SILAR : FOURNISSEUR D'OXYDE DE ZINC, FABRICANT DE MELANGES ET DE DISPERSIONS
  PROCÉDÉS  

Il y a deux procédés industriels pour fabriquer l’oxyde de zinc par voie sèche.

PROCEDE AMERICAIN OU INDIRECT :

Le premier a comme point de départ des minerais ou résidus de zinc oxygénés ou carbonatés (blendes grillées ou calamines). On le désigne sous le nom de « procédé direct » parce que l’on passe directement du minerai à l’oxyde sans isoler le stade métal,ou de «  procédé américain » parce qu’il fut pour la première fois employé aux Etats-Unis. Le principe en est le suivant : le minerai est chauffé dans un four avec du charbon et de la chaux. Cette dernière sert à la décomposition des silicates de zinc et à leur transformation en oxyde. L’oxyde de zinc, réduit par le charbon et l’oxyde de carbone, donne des vapeurs de zinc qui sont entrainées en dehors de l’enceinte du four, oxydées par de l’air chaud et récolté sous forme d’oxyde de zinc, soit dans des loges à sacs soit dans des chambres. Cette opération peut être effectuée dans des fours discontinus ou continus de construction très différente, tels le four Wetherill à grille fixe ou à grille mécanique, le four électrique de la St Josephs Lead Company, le four rotatif du procédé Waelz, etc.

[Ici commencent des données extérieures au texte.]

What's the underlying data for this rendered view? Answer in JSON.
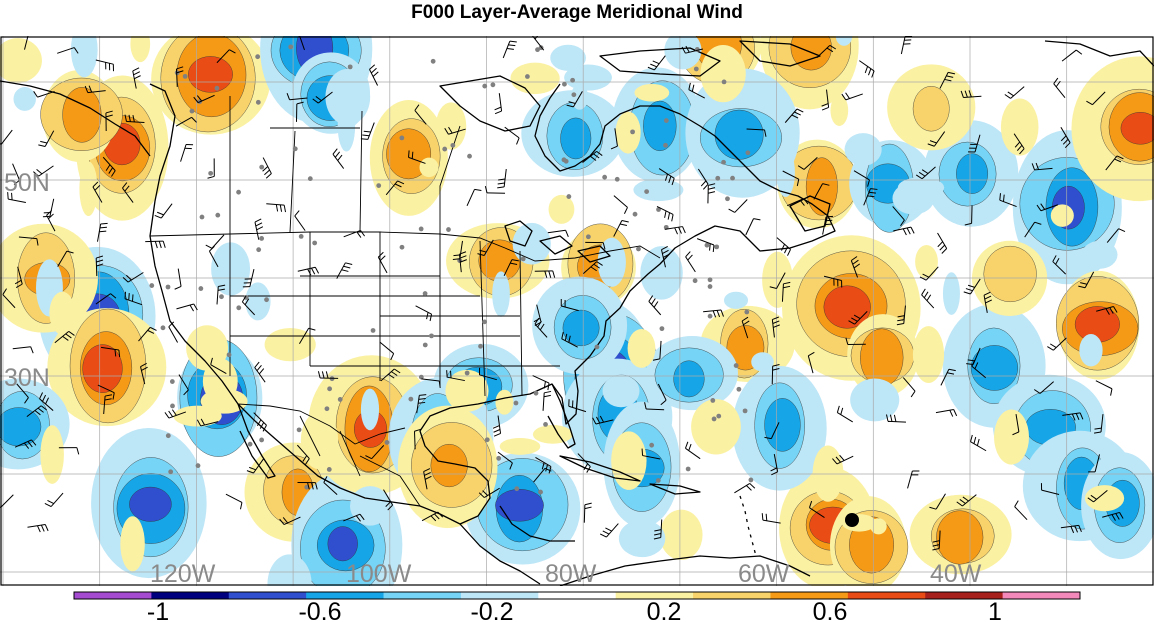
{
  "title": "F000 Layer-Average Meridional Wind",
  "latitude_labels": [
    "50N",
    "30N"
  ],
  "longitude_labels": [
    "120W",
    "100W",
    "80W",
    "60W",
    "40W"
  ],
  "colorbar": {
    "tick_labels": [
      "-1",
      "-0.6",
      "-0.2",
      "0.2",
      "0.6",
      "1"
    ],
    "bins": [
      {
        "color": "#a44bd2"
      },
      {
        "color": "#00007f"
      },
      {
        "color": "#2f4fcf"
      },
      {
        "color": "#16a6e8"
      },
      {
        "color": "#76d4f6"
      },
      {
        "color": "#bde6f7"
      },
      {
        "color": "#ffffff"
      },
      {
        "color": "#fbf1a3"
      },
      {
        "color": "#f8d36b"
      },
      {
        "color": "#f59a17"
      },
      {
        "color": "#ea4c16"
      },
      {
        "color": "#a8201c"
      },
      {
        "color": "#f289ba"
      }
    ]
  },
  "colors": {
    "positive_light": "#fbf1a3",
    "positive_mid": "#f8d36b",
    "positive_strong": "#f59a17",
    "positive_max": "#ea4c16",
    "negative_light": "#bde6f7",
    "negative_mid": "#76d4f6",
    "negative_strong": "#16a6e8",
    "negative_max": "#2f4fcf",
    "grid": "#aaaaaa",
    "coast": "#000000",
    "station": "#808080"
  }
}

PROCEDE FRANÇAIS OU DIRECT :

Le deuxième procédé qui permet de fabriquer l’oxyde de zinc par voie sèche est le procédé indirect ou français. Il est appelé « indirect » parce que, entre le minerai et l’oxyde, on passe par un stade intermédiaire qui est le zinc métal, et « français » parce que pour la première fois appliquées en France par Leclair.

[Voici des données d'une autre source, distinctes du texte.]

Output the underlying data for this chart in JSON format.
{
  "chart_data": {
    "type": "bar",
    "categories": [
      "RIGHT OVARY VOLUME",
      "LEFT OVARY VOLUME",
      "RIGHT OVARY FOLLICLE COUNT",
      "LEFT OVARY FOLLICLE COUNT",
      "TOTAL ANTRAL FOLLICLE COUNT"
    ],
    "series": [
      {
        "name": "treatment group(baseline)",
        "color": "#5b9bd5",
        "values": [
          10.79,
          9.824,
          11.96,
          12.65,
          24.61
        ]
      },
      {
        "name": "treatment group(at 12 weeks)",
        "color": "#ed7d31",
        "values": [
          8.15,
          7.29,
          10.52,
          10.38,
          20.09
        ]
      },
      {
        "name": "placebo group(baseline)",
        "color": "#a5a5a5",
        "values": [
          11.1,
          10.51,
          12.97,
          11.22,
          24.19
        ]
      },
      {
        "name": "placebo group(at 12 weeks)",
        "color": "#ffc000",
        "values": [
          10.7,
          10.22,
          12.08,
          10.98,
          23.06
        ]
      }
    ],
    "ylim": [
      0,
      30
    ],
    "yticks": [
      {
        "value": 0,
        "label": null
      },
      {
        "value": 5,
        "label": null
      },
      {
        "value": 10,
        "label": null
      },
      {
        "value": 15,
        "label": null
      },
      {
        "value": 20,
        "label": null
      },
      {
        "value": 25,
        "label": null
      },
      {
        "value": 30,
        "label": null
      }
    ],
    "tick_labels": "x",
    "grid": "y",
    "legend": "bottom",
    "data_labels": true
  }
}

Ici la matière première n’est plus le minerai, mais le zinc métal. Celui-ci peut être soit du zinc pur contenant au maximum quelques impuretés, soit du zinc de seconde fusion, des mattes de zinc ou même des vieux zincs beaucoup moins purs donnant des oxydes plus ou moins colorés.

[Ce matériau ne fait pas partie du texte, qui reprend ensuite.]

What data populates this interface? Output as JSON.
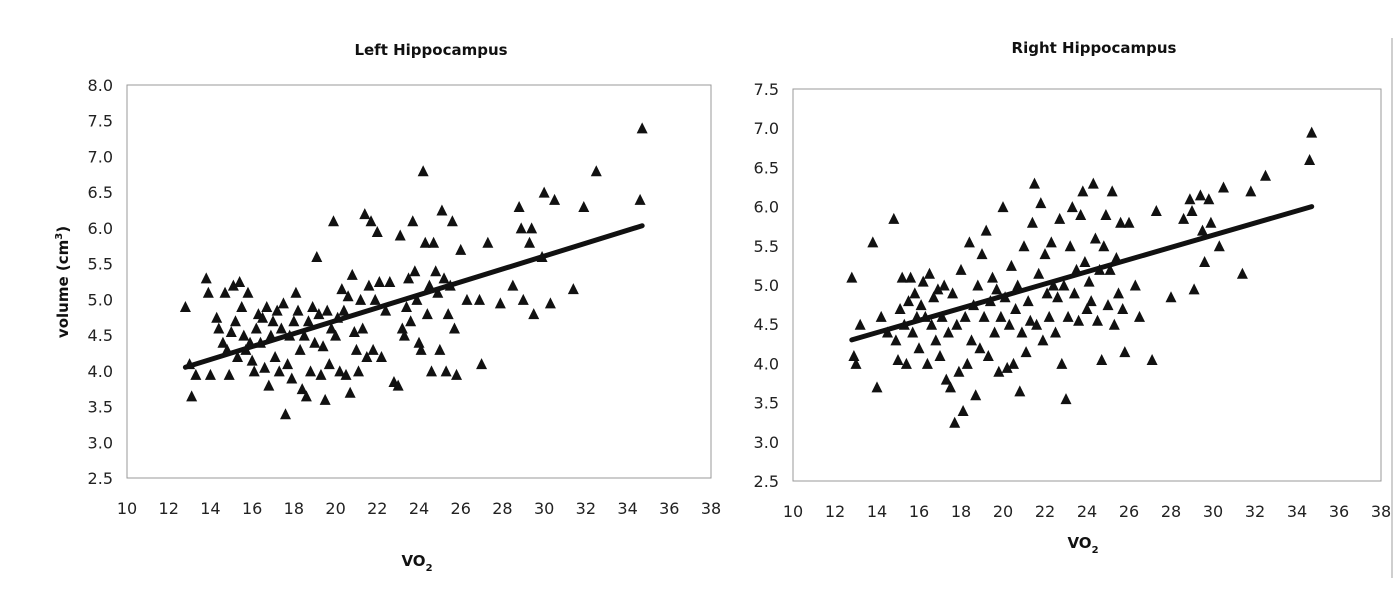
{
  "chart_data": [
    {
      "type": "scatter",
      "title": "Left Hippocampus",
      "xlabel": "VO",
      "xlabel_sub": "2",
      "ylabel": "volume (cm",
      "ylabel_sup": "3",
      "ylabel_end": ")",
      "xlim": [
        10,
        38
      ],
      "ylim": [
        2.5,
        8.0
      ],
      "xticks": [
        "10",
        "12",
        "14",
        "16",
        "18",
        "20",
        "22",
        "24",
        "26",
        "28",
        "30",
        "32",
        "34",
        "36",
        "38"
      ],
      "yticks": [
        "2.5",
        "3.0",
        "3.5",
        "4.0",
        "4.5",
        "5.0",
        "5.5",
        "6.0",
        "6.5",
        "7.0",
        "7.5",
        "8.0"
      ],
      "marker": "triangle",
      "grid": false,
      "trendline": {
        "x": [
          12.8,
          34.7
        ],
        "y": [
          4.05,
          6.03
        ]
      },
      "points": [
        [
          12.8,
          4.9
        ],
        [
          13.0,
          4.1
        ],
        [
          13.1,
          3.65
        ],
        [
          13.3,
          3.95
        ],
        [
          13.8,
          5.3
        ],
        [
          13.9,
          5.1
        ],
        [
          14.0,
          3.95
        ],
        [
          14.3,
          4.75
        ],
        [
          14.4,
          4.6
        ],
        [
          14.6,
          4.4
        ],
        [
          14.7,
          5.1
        ],
        [
          14.8,
          4.3
        ],
        [
          14.9,
          3.95
        ],
        [
          15.0,
          4.55
        ],
        [
          15.1,
          5.2
        ],
        [
          15.2,
          4.7
        ],
        [
          15.3,
          4.2
        ],
        [
          15.4,
          5.25
        ],
        [
          15.5,
          4.9
        ],
        [
          15.6,
          4.5
        ],
        [
          15.7,
          4.3
        ],
        [
          15.8,
          5.1
        ],
        [
          15.9,
          4.4
        ],
        [
          16.0,
          4.15
        ],
        [
          16.1,
          4.0
        ],
        [
          16.2,
          4.6
        ],
        [
          16.3,
          4.8
        ],
        [
          16.4,
          4.4
        ],
        [
          16.5,
          4.75
        ],
        [
          16.6,
          4.05
        ],
        [
          16.7,
          4.9
        ],
        [
          16.8,
          3.8
        ],
        [
          16.9,
          4.5
        ],
        [
          17.0,
          4.7
        ],
        [
          17.1,
          4.2
        ],
        [
          17.2,
          4.85
        ],
        [
          17.3,
          4.0
        ],
        [
          17.4,
          4.6
        ],
        [
          17.5,
          4.95
        ],
        [
          17.6,
          3.4
        ],
        [
          17.7,
          4.1
        ],
        [
          17.8,
          4.5
        ],
        [
          17.9,
          3.9
        ],
        [
          18.0,
          4.7
        ],
        [
          18.1,
          5.1
        ],
        [
          18.2,
          4.85
        ],
        [
          18.3,
          4.3
        ],
        [
          18.4,
          3.75
        ],
        [
          18.5,
          4.5
        ],
        [
          18.6,
          3.65
        ],
        [
          18.7,
          4.7
        ],
        [
          18.8,
          4.0
        ],
        [
          18.9,
          4.9
        ],
        [
          19.0,
          4.4
        ],
        [
          19.1,
          5.6
        ],
        [
          19.2,
          4.8
        ],
        [
          19.3,
          3.95
        ],
        [
          19.4,
          4.35
        ],
        [
          19.5,
          3.6
        ],
        [
          19.6,
          4.85
        ],
        [
          19.7,
          4.1
        ],
        [
          19.8,
          4.6
        ],
        [
          19.9,
          6.1
        ],
        [
          20.0,
          4.5
        ],
        [
          20.1,
          4.75
        ],
        [
          20.2,
          4.0
        ],
        [
          20.3,
          5.15
        ],
        [
          20.4,
          4.85
        ],
        [
          20.5,
          3.95
        ],
        [
          20.6,
          5.05
        ],
        [
          20.7,
          3.7
        ],
        [
          20.8,
          5.35
        ],
        [
          20.9,
          4.55
        ],
        [
          21.0,
          4.3
        ],
        [
          21.1,
          4.0
        ],
        [
          21.2,
          5.0
        ],
        [
          21.3,
          4.6
        ],
        [
          21.4,
          6.2
        ],
        [
          21.5,
          4.2
        ],
        [
          21.6,
          5.2
        ],
        [
          21.7,
          6.1
        ],
        [
          21.8,
          4.3
        ],
        [
          21.9,
          5.0
        ],
        [
          22.0,
          5.95
        ],
        [
          22.1,
          5.25
        ],
        [
          22.2,
          4.2
        ],
        [
          22.4,
          4.85
        ],
        [
          22.6,
          5.25
        ],
        [
          22.8,
          3.85
        ],
        [
          23.0,
          3.8
        ],
        [
          23.1,
          5.9
        ],
        [
          23.2,
          4.6
        ],
        [
          23.3,
          4.5
        ],
        [
          23.4,
          4.9
        ],
        [
          23.5,
          5.3
        ],
        [
          23.6,
          4.7
        ],
        [
          23.7,
          6.1
        ],
        [
          23.8,
          5.4
        ],
        [
          23.9,
          5.0
        ],
        [
          24.0,
          4.4
        ],
        [
          24.1,
          4.3
        ],
        [
          24.2,
          6.8
        ],
        [
          24.3,
          5.8
        ],
        [
          24.4,
          4.8
        ],
        [
          24.5,
          5.2
        ],
        [
          24.6,
          4.0
        ],
        [
          24.7,
          5.8
        ],
        [
          24.8,
          5.4
        ],
        [
          24.9,
          5.1
        ],
        [
          25.0,
          4.3
        ],
        [
          25.1,
          6.25
        ],
        [
          25.2,
          5.3
        ],
        [
          25.3,
          4.0
        ],
        [
          25.4,
          4.8
        ],
        [
          25.5,
          5.2
        ],
        [
          25.6,
          6.1
        ],
        [
          25.7,
          4.6
        ],
        [
          25.8,
          3.95
        ],
        [
          26.0,
          5.7
        ],
        [
          26.3,
          5.0
        ],
        [
          26.9,
          5.0
        ],
        [
          27.0,
          4.1
        ],
        [
          27.3,
          5.8
        ],
        [
          27.9,
          4.95
        ],
        [
          28.5,
          5.2
        ],
        [
          28.8,
          6.3
        ],
        [
          28.9,
          6.0
        ],
        [
          29.0,
          5.0
        ],
        [
          29.3,
          5.8
        ],
        [
          29.4,
          6.0
        ],
        [
          29.5,
          4.8
        ],
        [
          29.9,
          5.6
        ],
        [
          30.0,
          6.5
        ],
        [
          30.3,
          4.95
        ],
        [
          30.5,
          6.4
        ],
        [
          31.4,
          5.15
        ],
        [
          31.9,
          6.3
        ],
        [
          32.5,
          6.8
        ],
        [
          34.6,
          6.4
        ],
        [
          34.7,
          7.4
        ]
      ]
    },
    {
      "type": "scatter",
      "title": "Right Hippocampus",
      "xlabel": "VO",
      "xlabel_sub": "2",
      "xlim": [
        10,
        38
      ],
      "ylim": [
        2.5,
        7.5
      ],
      "xticks": [
        "10",
        "12",
        "14",
        "16",
        "18",
        "20",
        "22",
        "24",
        "26",
        "28",
        "30",
        "32",
        "34",
        "36",
        "38"
      ],
      "yticks": [
        "2.5",
        "3.0",
        "3.5",
        "4.0",
        "4.5",
        "5.0",
        "5.5",
        "6.0",
        "6.5",
        "7.0",
        "7.5"
      ],
      "marker": "triangle",
      "grid": false,
      "trendline": {
        "x": [
          12.8,
          34.7
        ],
        "y": [
          4.3,
          6.0
        ]
      },
      "points": [
        [
          12.8,
          5.1
        ],
        [
          12.9,
          4.1
        ],
        [
          13.0,
          4.0
        ],
        [
          13.2,
          4.5
        ],
        [
          13.8,
          5.55
        ],
        [
          14.0,
          3.7
        ],
        [
          14.2,
          4.6
        ],
        [
          14.5,
          4.4
        ],
        [
          14.8,
          5.85
        ],
        [
          14.9,
          4.3
        ],
        [
          15.0,
          4.05
        ],
        [
          15.1,
          4.7
        ],
        [
          15.2,
          5.1
        ],
        [
          15.3,
          4.5
        ],
        [
          15.4,
          4.0
        ],
        [
          15.5,
          4.8
        ],
        [
          15.6,
          5.1
        ],
        [
          15.7,
          4.4
        ],
        [
          15.8,
          4.9
        ],
        [
          15.9,
          4.6
        ],
        [
          16.0,
          4.2
        ],
        [
          16.1,
          4.75
        ],
        [
          16.2,
          5.05
        ],
        [
          16.3,
          4.6
        ],
        [
          16.4,
          4.0
        ],
        [
          16.5,
          5.15
        ],
        [
          16.6,
          4.5
        ],
        [
          16.7,
          4.85
        ],
        [
          16.8,
          4.3
        ],
        [
          16.9,
          4.95
        ],
        [
          17.0,
          4.1
        ],
        [
          17.1,
          4.6
        ],
        [
          17.2,
          5.0
        ],
        [
          17.3,
          3.8
        ],
        [
          17.4,
          4.4
        ],
        [
          17.5,
          3.7
        ],
        [
          17.6,
          4.9
        ],
        [
          17.7,
          3.25
        ],
        [
          17.8,
          4.5
        ],
        [
          17.9,
          3.9
        ],
        [
          18.0,
          5.2
        ],
        [
          18.1,
          3.4
        ],
        [
          18.2,
          4.6
        ],
        [
          18.3,
          4.0
        ],
        [
          18.4,
          5.55
        ],
        [
          18.5,
          4.3
        ],
        [
          18.6,
          4.75
        ],
        [
          18.7,
          3.6
        ],
        [
          18.8,
          5.0
        ],
        [
          18.9,
          4.2
        ],
        [
          19.0,
          5.4
        ],
        [
          19.1,
          4.6
        ],
        [
          19.2,
          5.7
        ],
        [
          19.3,
          4.1
        ],
        [
          19.4,
          4.8
        ],
        [
          19.5,
          5.1
        ],
        [
          19.6,
          4.4
        ],
        [
          19.7,
          4.95
        ],
        [
          19.8,
          3.9
        ],
        [
          19.9,
          4.6
        ],
        [
          20.0,
          6.0
        ],
        [
          20.1,
          4.85
        ],
        [
          20.2,
          3.95
        ],
        [
          20.3,
          4.5
        ],
        [
          20.4,
          5.25
        ],
        [
          20.5,
          4.0
        ],
        [
          20.6,
          4.7
        ],
        [
          20.7,
          5.0
        ],
        [
          20.8,
          3.65
        ],
        [
          20.9,
          4.4
        ],
        [
          21.0,
          5.5
        ],
        [
          21.1,
          4.15
        ],
        [
          21.2,
          4.8
        ],
        [
          21.3,
          4.55
        ],
        [
          21.4,
          5.8
        ],
        [
          21.5,
          6.3
        ],
        [
          21.6,
          4.5
        ],
        [
          21.7,
          5.15
        ],
        [
          21.8,
          6.05
        ],
        [
          21.9,
          4.3
        ],
        [
          22.0,
          5.4
        ],
        [
          22.1,
          4.9
        ],
        [
          22.2,
          4.6
        ],
        [
          22.3,
          5.55
        ],
        [
          22.4,
          5.0
        ],
        [
          22.5,
          4.4
        ],
        [
          22.6,
          4.85
        ],
        [
          22.7,
          5.85
        ],
        [
          22.8,
          4.0
        ],
        [
          22.9,
          5.0
        ],
        [
          23.0,
          3.55
        ],
        [
          23.1,
          4.6
        ],
        [
          23.2,
          5.5
        ],
        [
          23.3,
          6.0
        ],
        [
          23.4,
          4.9
        ],
        [
          23.5,
          5.2
        ],
        [
          23.6,
          4.55
        ],
        [
          23.7,
          5.9
        ],
        [
          23.8,
          6.2
        ],
        [
          23.9,
          5.3
        ],
        [
          24.0,
          4.7
        ],
        [
          24.1,
          5.05
        ],
        [
          24.2,
          4.8
        ],
        [
          24.3,
          6.3
        ],
        [
          24.4,
          5.6
        ],
        [
          24.5,
          4.55
        ],
        [
          24.6,
          5.2
        ],
        [
          24.7,
          4.05
        ],
        [
          24.8,
          5.5
        ],
        [
          24.9,
          5.9
        ],
        [
          25.0,
          4.75
        ],
        [
          25.1,
          5.2
        ],
        [
          25.2,
          6.2
        ],
        [
          25.3,
          4.5
        ],
        [
          25.4,
          5.35
        ],
        [
          25.5,
          4.9
        ],
        [
          25.6,
          5.8
        ],
        [
          25.7,
          4.7
        ],
        [
          25.8,
          4.15
        ],
        [
          26.0,
          5.8
        ],
        [
          26.3,
          5.0
        ],
        [
          26.5,
          4.6
        ],
        [
          27.1,
          4.05
        ],
        [
          27.3,
          5.95
        ],
        [
          28.0,
          4.85
        ],
        [
          28.6,
          5.85
        ],
        [
          28.9,
          6.1
        ],
        [
          29.0,
          5.95
        ],
        [
          29.1,
          4.95
        ],
        [
          29.4,
          6.15
        ],
        [
          29.5,
          5.7
        ],
        [
          29.6,
          5.3
        ],
        [
          29.8,
          6.1
        ],
        [
          29.9,
          5.8
        ],
        [
          30.3,
          5.5
        ],
        [
          30.5,
          6.25
        ],
        [
          31.4,
          5.15
        ],
        [
          31.8,
          6.2
        ],
        [
          32.5,
          6.4
        ],
        [
          34.6,
          6.6
        ],
        [
          34.7,
          6.95
        ]
      ]
    }
  ]
}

Le principe en est très simple : le zinc fondu est porté à l’ébullition (907°C) puis distillé. Les  vapeurs de zinc sont oxydées par l’air. Le blanc produit est entraîné par un courant d’air et récolté comme dans le procédé direct. Pour réaliser cette distillation du métal, il existe également différents types de fours. Citons le four à cornue du type Grillo, les fours tournants du type Smelting et enfin le four vertical du type New Jersey.

Il va de soi qu’avec ces différents procédés de fabrication, il est possible d’obtenir des oxydes de zinc présentant des différences assez sensibles, tant au point de vue physique que chimique. La teneur en ZnO peut varier ainsi que la nature et la teneur des impuretés présentes. Les caractéristiques du blanc peuvent également varier d’après la température à laquelle se fait l’oxydation des vapeurs de zinc, d’après la composition du milieu gazeux dans lequel se fait la combustion, d’après la durée pendant laquelle le blanc est maintenu à température élevée, etc…

PROCEDE HUMIDE OU CHIMIQUE 

On utilise un sel de zinc obtenu par un procédé amont intégré ou non. Ce sel de zinc est chauffé par de l’air qui permet au zinc de se décomplexer pour repasser par sa forme métal et instable, se recomplexer avec l’oxygène de l’air.